The torchlight seemed to have vanished. Darkness was almost total but I knew every inch of the ground and two of the dogs – Samson and Moonbeam from their voices – were still barking. I ran in that direction over wet grass, hoping to hell that nobody had left a wheelbarrow in the way.
The barks were subsiding. Evidently the dogs had decided that the emergency was over. I was less certain. Rather than collide in the dark with an intruder who
had heard me coming, I switched on the torch and found that I had covered more ground than I thought and was about to bump into the wire of the isolation kennel. I pulled up and Beth ran into my back.
‘There’s nobody here now,’ she said. ‘But look!’ She took my hand and steadied the beam of the torch.
I looked. A hole had been clipped in the heavy wire of the run and Anon seemed to have vanished. The motherly bitch we had put in with her was sitting wide-eyed in the run, obviously wondering what was meant by these unfamiliar events in the night.

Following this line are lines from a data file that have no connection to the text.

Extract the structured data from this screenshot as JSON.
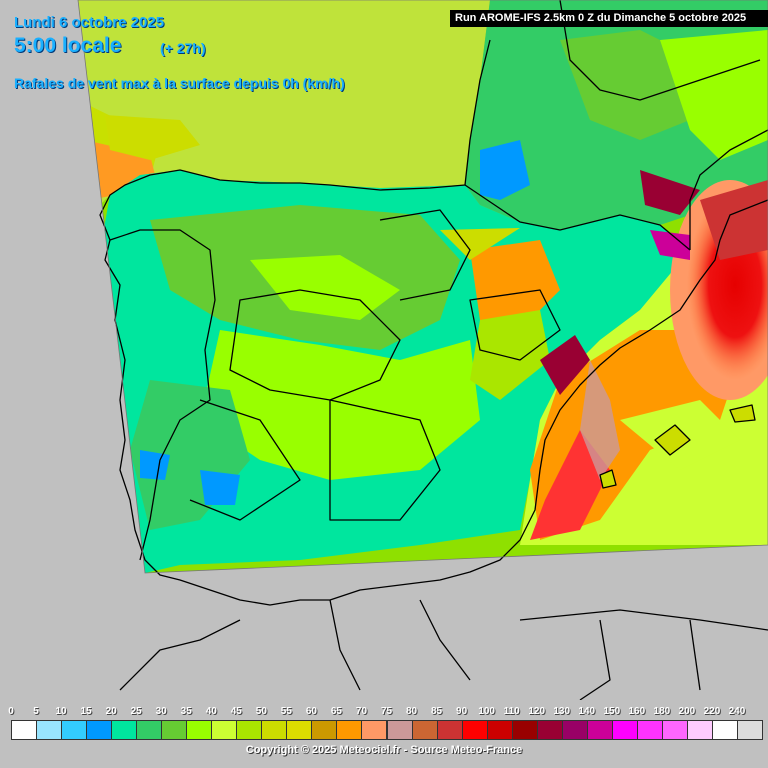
{
  "header": {
    "date": "Lundi 6 octobre 2025",
    "time": "5:00 locale",
    "offset": "(+ 27h)",
    "parameter": "Rafales de vent max à la surface depuis 0h (km/h)",
    "run": "Run AROME-IFS 2.5km 0 Z du Dimanche 5 octobre 2025"
  },
  "legend": {
    "ticks": [
      "0",
      "5",
      "10",
      "15",
      "20",
      "25",
      "30",
      "35",
      "40",
      "45",
      "50",
      "55",
      "60",
      "65",
      "70",
      "75",
      "80",
      "85",
      "90",
      "100",
      "110",
      "120",
      "130",
      "140",
      "150",
      "160",
      "180",
      "200",
      "220",
      "240"
    ],
    "colors": [
      "#ffffff",
      "#99e5ff",
      "#33ccff",
      "#0099ff",
      "#00e69e",
      "#33cc66",
      "#66cc33",
      "#99ff00",
      "#ccff33",
      "#aae600",
      "#ccdd00",
      "#dddd00",
      "#cc9900",
      "#ff9900",
      "#ff9966",
      "#cc9999",
      "#cc6633",
      "#cc3333",
      "#ff0000",
      "#cc0000",
      "#990000",
      "#990033",
      "#990066",
      "#cc0099",
      "#ff00ff",
      "#ff33ff",
      "#ff66ff",
      "#ffccff",
      "#ffffff",
      "#dddddd"
    ]
  },
  "footer": {
    "copyright": "Copyright © 2025 Meteociel.fr - Source Meteo-France"
  }
}
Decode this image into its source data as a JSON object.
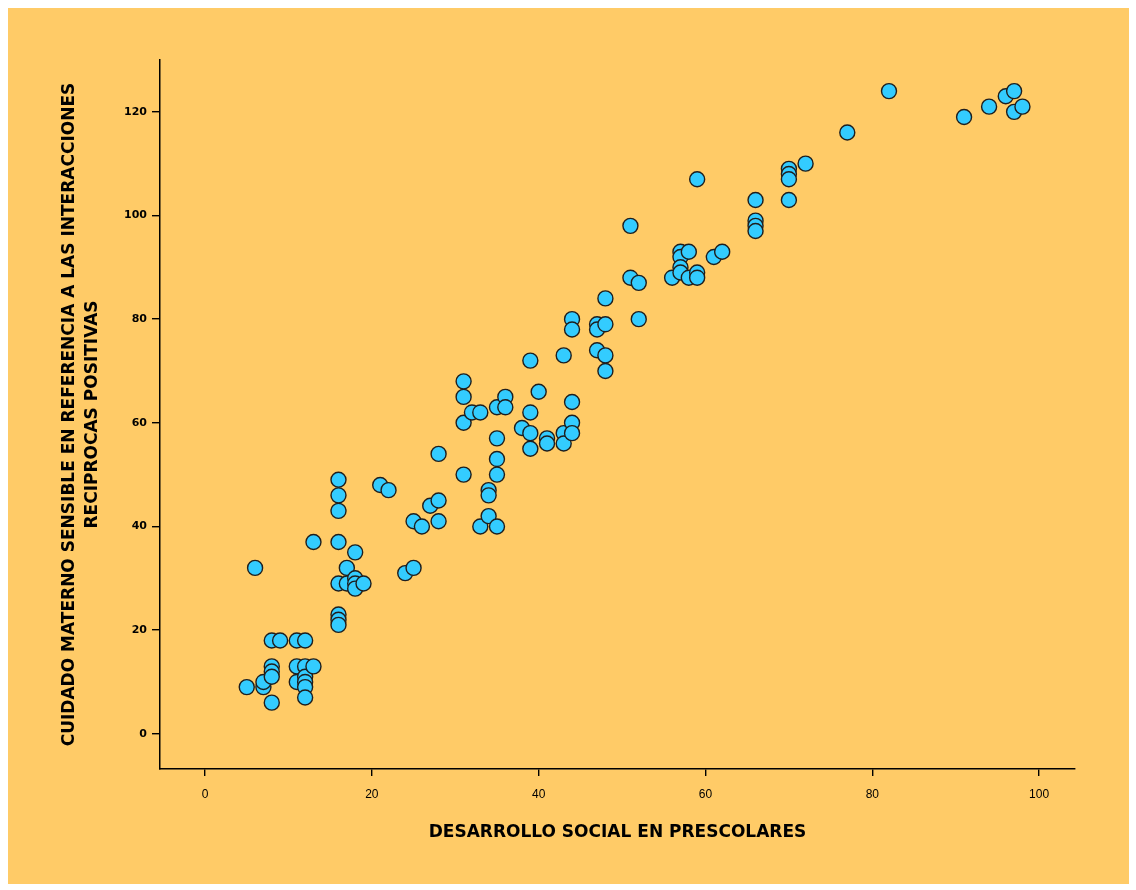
{
  "chart_data": {
    "type": "scatter",
    "xlabel": "DESARROLLO SOCIAL EN PRESCOLARES",
    "ylabel": "CUIDADO MATERNO SENSIBLE EN REFERENCIA A LAS INTERACCIONES\nRECIPROCAS POSITIVAS",
    "x": [
      5,
      6,
      7,
      7,
      8,
      8,
      8,
      8,
      8,
      9,
      11,
      12,
      11,
      11,
      12,
      12,
      12,
      12,
      12,
      13,
      13,
      16,
      16,
      16,
      16,
      16,
      16,
      16,
      16,
      17,
      17,
      18,
      18,
      18,
      18,
      19,
      21,
      22,
      24,
      25,
      25,
      26,
      27,
      28,
      28,
      28,
      31,
      31,
      31,
      31,
      32,
      33,
      33,
      34,
      34,
      34,
      35,
      35,
      35,
      35,
      35,
      36,
      36,
      38,
      39,
      39,
      39,
      39,
      40,
      41,
      41,
      43,
      43,
      43,
      44,
      44,
      44,
      44,
      44,
      47,
      47,
      47,
      48,
      48,
      48,
      48,
      51,
      51,
      52,
      52,
      56,
      57,
      57,
      57,
      57,
      58,
      58,
      59,
      59,
      59,
      61,
      62,
      66,
      66,
      66,
      66,
      70,
      70,
      70,
      70,
      72,
      77,
      82,
      91,
      94,
      96,
      97,
      97,
      98
    ],
    "values": [
      9,
      32,
      9,
      10,
      18,
      13,
      12,
      11,
      6,
      18,
      18,
      18,
      13,
      10,
      13,
      11,
      10,
      9,
      7,
      13,
      37,
      49,
      46,
      43,
      37,
      29,
      23,
      22,
      21,
      32,
      29,
      35,
      30,
      29,
      28,
      29,
      48,
      47,
      31,
      32,
      41,
      40,
      44,
      45,
      41,
      54,
      68,
      65,
      60,
      50,
      62,
      62,
      40,
      47,
      46,
      42,
      63,
      57,
      53,
      50,
      40,
      65,
      63,
      59,
      72,
      62,
      58,
      55,
      66,
      57,
      56,
      73,
      58,
      56,
      80,
      78,
      64,
      60,
      58,
      79,
      78,
      74,
      84,
      79,
      73,
      70,
      98,
      88,
      87,
      80,
      88,
      93,
      92,
      90,
      89,
      93,
      88,
      107,
      89,
      88,
      92,
      93,
      103,
      99,
      98,
      97,
      109,
      108,
      107,
      103,
      110,
      116,
      124,
      119,
      121,
      123,
      124,
      120,
      121
    ],
    "color": "#33ccff",
    "marker": "circle",
    "xlim": [
      -5.4,
      104.3
    ],
    "ylim": [
      -6.8,
      130
    ],
    "xticks": [
      0,
      20,
      40,
      60,
      80,
      100
    ],
    "yticks": [
      0,
      20,
      40,
      60,
      80,
      100,
      120
    ]
  }
}
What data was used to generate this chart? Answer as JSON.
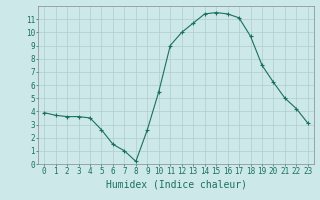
{
  "x": [
    0,
    1,
    2,
    3,
    4,
    5,
    6,
    7,
    8,
    9,
    10,
    11,
    12,
    13,
    14,
    15,
    16,
    17,
    18,
    19,
    20,
    21,
    22,
    23
  ],
  "y": [
    3.9,
    3.7,
    3.6,
    3.6,
    3.5,
    2.6,
    1.5,
    1.0,
    0.2,
    2.6,
    5.5,
    9.0,
    10.0,
    10.7,
    11.4,
    11.5,
    11.4,
    11.1,
    9.7,
    7.5,
    6.2,
    5.0,
    4.2,
    3.1
  ],
  "line_color": "#1a7060",
  "marker": "+",
  "markersize": 3,
  "linewidth": 0.8,
  "xlabel": "Humidex (Indice chaleur)",
  "xlim": [
    -0.5,
    23.5
  ],
  "ylim": [
    0,
    12
  ],
  "xticks": [
    0,
    1,
    2,
    3,
    4,
    5,
    6,
    7,
    8,
    9,
    10,
    11,
    12,
    13,
    14,
    15,
    16,
    17,
    18,
    19,
    20,
    21,
    22,
    23
  ],
  "yticks": [
    0,
    1,
    2,
    3,
    4,
    5,
    6,
    7,
    8,
    9,
    10,
    11
  ],
  "bg_color": "#cce8e8",
  "grid_color": "#b0cccc",
  "tick_fontsize": 5.5,
  "xlabel_fontsize": 7,
  "xlabel_color": "#1a7060"
}
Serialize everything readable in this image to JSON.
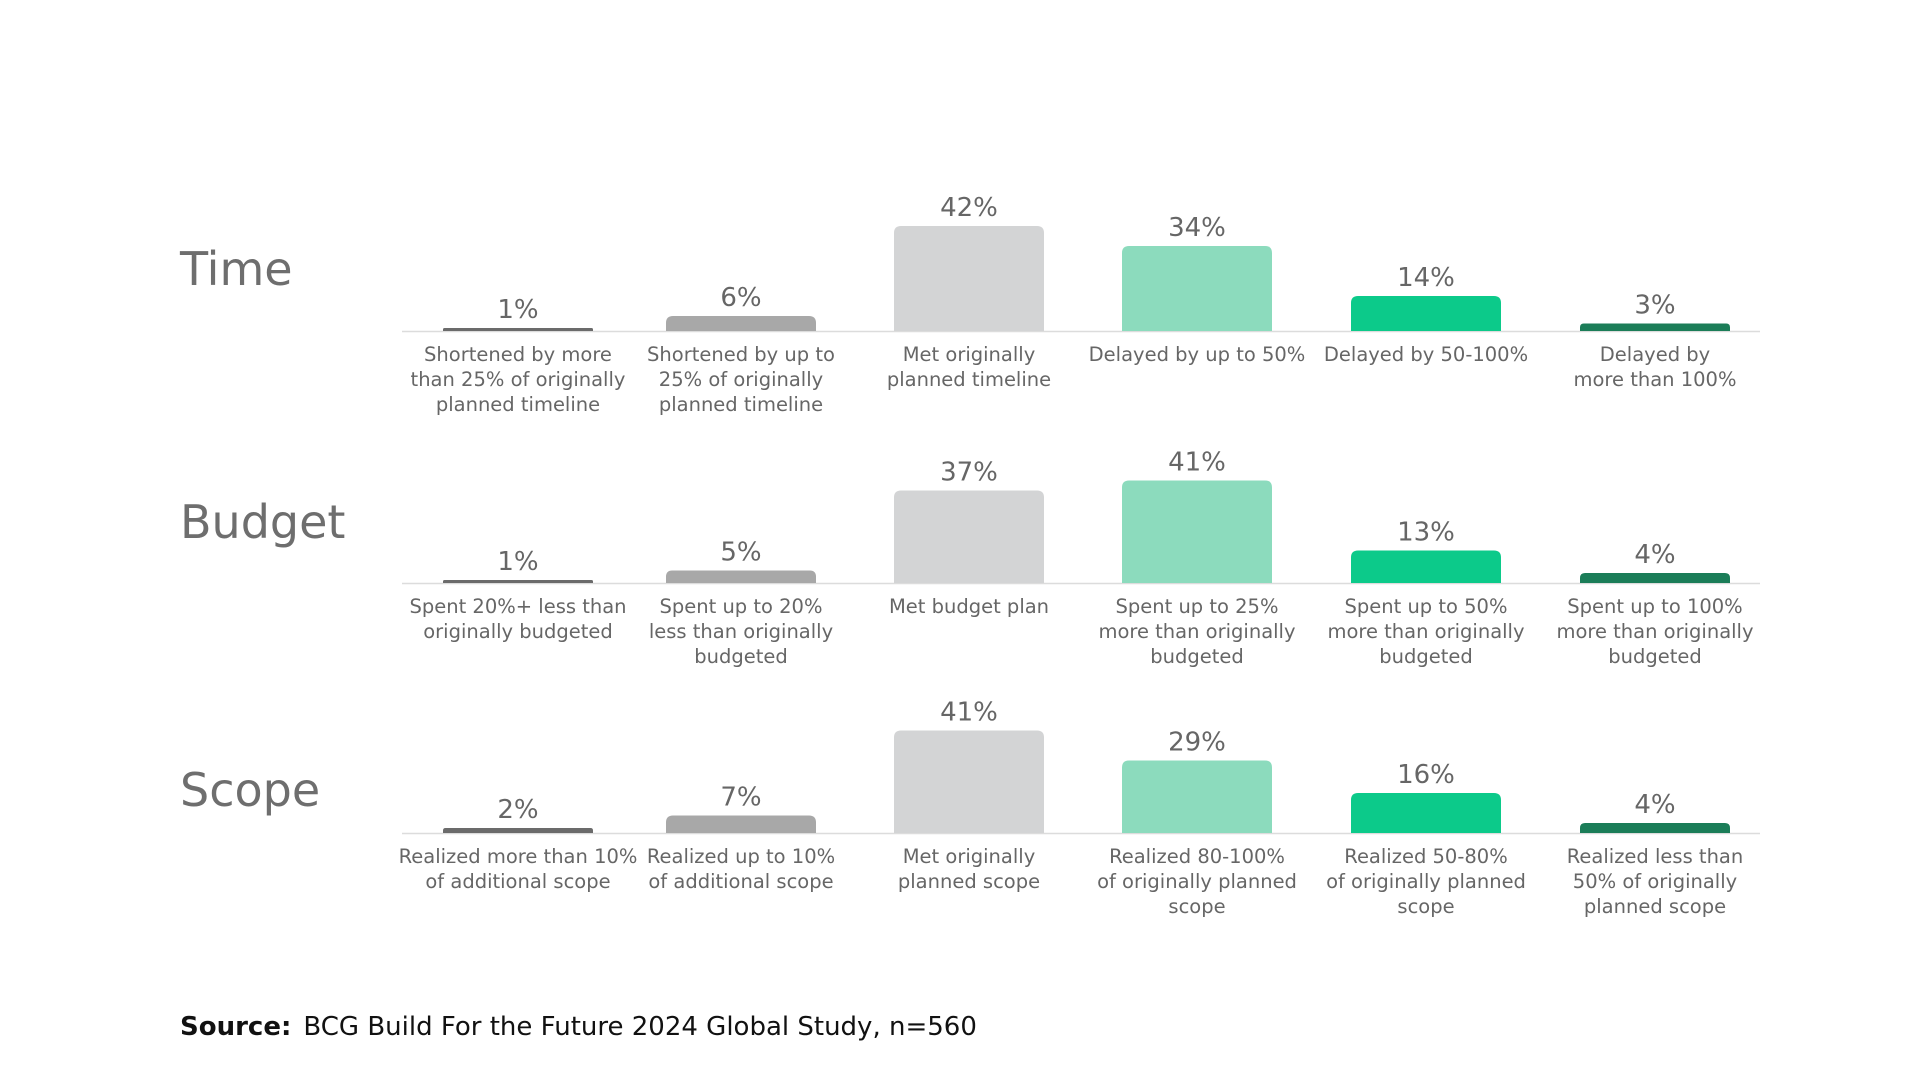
{
  "chart_data": {
    "type": "bar",
    "colors": [
      "#6b6b6b",
      "#a8a8a8",
      "#d3d4d5",
      "#8cdbbd",
      "#0cca8a",
      "#1b7d58"
    ],
    "groups": [
      {
        "name": "Time",
        "categories": [
          "Shortened by more\nthan 25% of originally\nplanned timeline",
          "Shortened by up to\n25% of originally\nplanned timeline",
          "Met originally\nplanned timeline",
          "Delayed by up to 50%",
          "Delayed by 50-100%",
          "Delayed by\nmore than 100%"
        ],
        "values": [
          1,
          6,
          42,
          34,
          14,
          3
        ],
        "labels": [
          "1%",
          "6%",
          "42%",
          "34%",
          "14%",
          "3%"
        ]
      },
      {
        "name": "Budget",
        "categories": [
          "Spent 20%+ less than\noriginally budgeted",
          "Spent up to 20%\nless than originally\nbudgeted",
          "Met budget plan",
          "Spent up to 25%\nmore than originally\nbudgeted",
          "Spent up to 50%\nmore than originally\nbudgeted",
          "Spent up to 100%\nmore than originally\nbudgeted"
        ],
        "values": [
          1,
          5,
          37,
          41,
          13,
          4
        ],
        "labels": [
          "1%",
          "5%",
          "37%",
          "41%",
          "13%",
          "4%"
        ]
      },
      {
        "name": "Scope",
        "categories": [
          "Realized more than 10%\nof additional scope",
          "Realized up to 10%\nof additional scope",
          "Met originally\nplanned scope",
          "Realized 80-100%\nof originally planned\nscope",
          "Realized 50-80%\nof originally planned\nscope",
          "Realized less than\n50% of originally\nplanned scope"
        ],
        "values": [
          2,
          7,
          41,
          29,
          16,
          4
        ],
        "labels": [
          "2%",
          "7%",
          "41%",
          "29%",
          "16%",
          "4%"
        ]
      }
    ]
  },
  "source": {
    "label": "Source:",
    "text": "BCG Build For the Future 2024 Global Study, n=560"
  }
}
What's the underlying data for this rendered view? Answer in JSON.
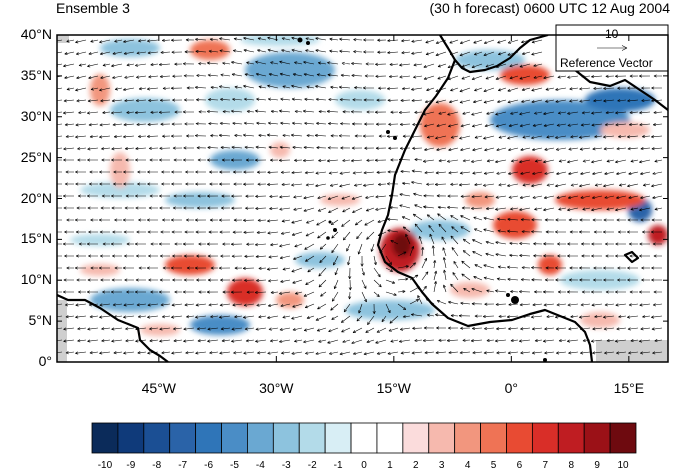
{
  "title_left": "Ensemble 3",
  "title_right": "(30 h forecast) 0600 UTC 12 Aug 2004",
  "reference_vector": {
    "magnitude": "10",
    "label": "Reference Vector"
  },
  "map": {
    "lon_range": [
      -58,
      20
    ],
    "lat_range": [
      0,
      40
    ],
    "lat_ticks": [
      "0°",
      "5°N",
      "10°N",
      "15°N",
      "20°N",
      "25°N",
      "30°N",
      "35°N",
      "40°N"
    ],
    "lon_ticks": [
      "45°W",
      "30°W",
      "15°W",
      "0°",
      "15°E"
    ],
    "lon_tick_values": [
      -45,
      -30,
      -15,
      0,
      15
    ],
    "lat_tick_values": [
      0,
      5,
      10,
      15,
      20,
      25,
      30,
      35,
      40
    ]
  },
  "colorbar": {
    "labels": [
      "-10",
      "-9",
      "-8",
      "-7",
      "-6",
      "-5",
      "-4",
      "-3",
      "-2",
      "-1",
      "0",
      "1",
      "2",
      "3",
      "4",
      "5",
      "6",
      "7",
      "8",
      "9",
      "10"
    ],
    "colors": [
      "#0b2b5a",
      "#0f3a7a",
      "#1b4f94",
      "#2a63a8",
      "#2f75b8",
      "#4a8dc6",
      "#6aa8d2",
      "#8dc3de",
      "#b3dbe9",
      "#d8eef5",
      "#ffffff",
      "#ffffff",
      "#fbdcdc",
      "#f6b9ae",
      "#f2967e",
      "#ef7355",
      "#e84b33",
      "#d92e28",
      "#bf1d22",
      "#9b1117",
      "#6e0a0f"
    ]
  }
}
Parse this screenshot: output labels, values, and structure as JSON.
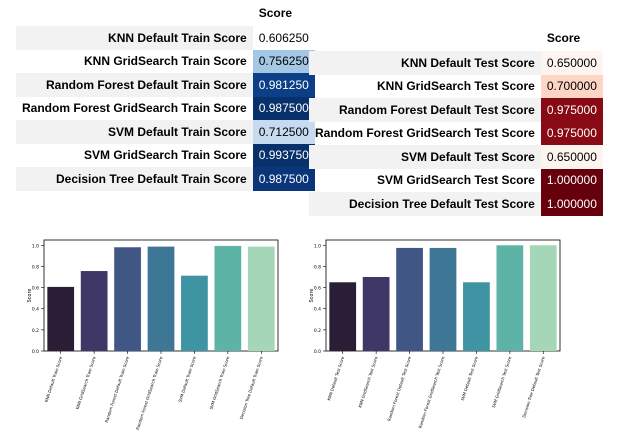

If the intruder had been after one particular bitch, it would have taken him time to identify Anon and more time to fiddle with the combination padlock before giving up and beginning to cut the wire. If he was making for a car, we could not be far behind. If he was heading across country, we had lost him.
I turned towards the gates and at that moment the yelp of a dog came from somewhere in the road. I oriented myself, switched off the torch and ran. Behind me, I heard Beth fall over something.
The night had seemed pitch dark, but my eyes were adjusting and there was faint starlight. I stopped at the gates, looked around and listened. Two miles away a disgruntled pair of headlights swept along the main road. Further off, I could make out the blinking of a blue lamp and the yodel of a police klaxon reached through the silent air. Beth’s phone-call was producing prompt results or somebody else had troubles.
Not far to my right, a darker mass, a vehicle, came into focus against the dark strip of the road. Near it, something was moving.
The obvious and sensible action was to stand back and use the torch to see faces and read the car’s numberplate. That was what Beth told me later, more than once. Instead, I ran towards the movement, switching on the torch at the last moment.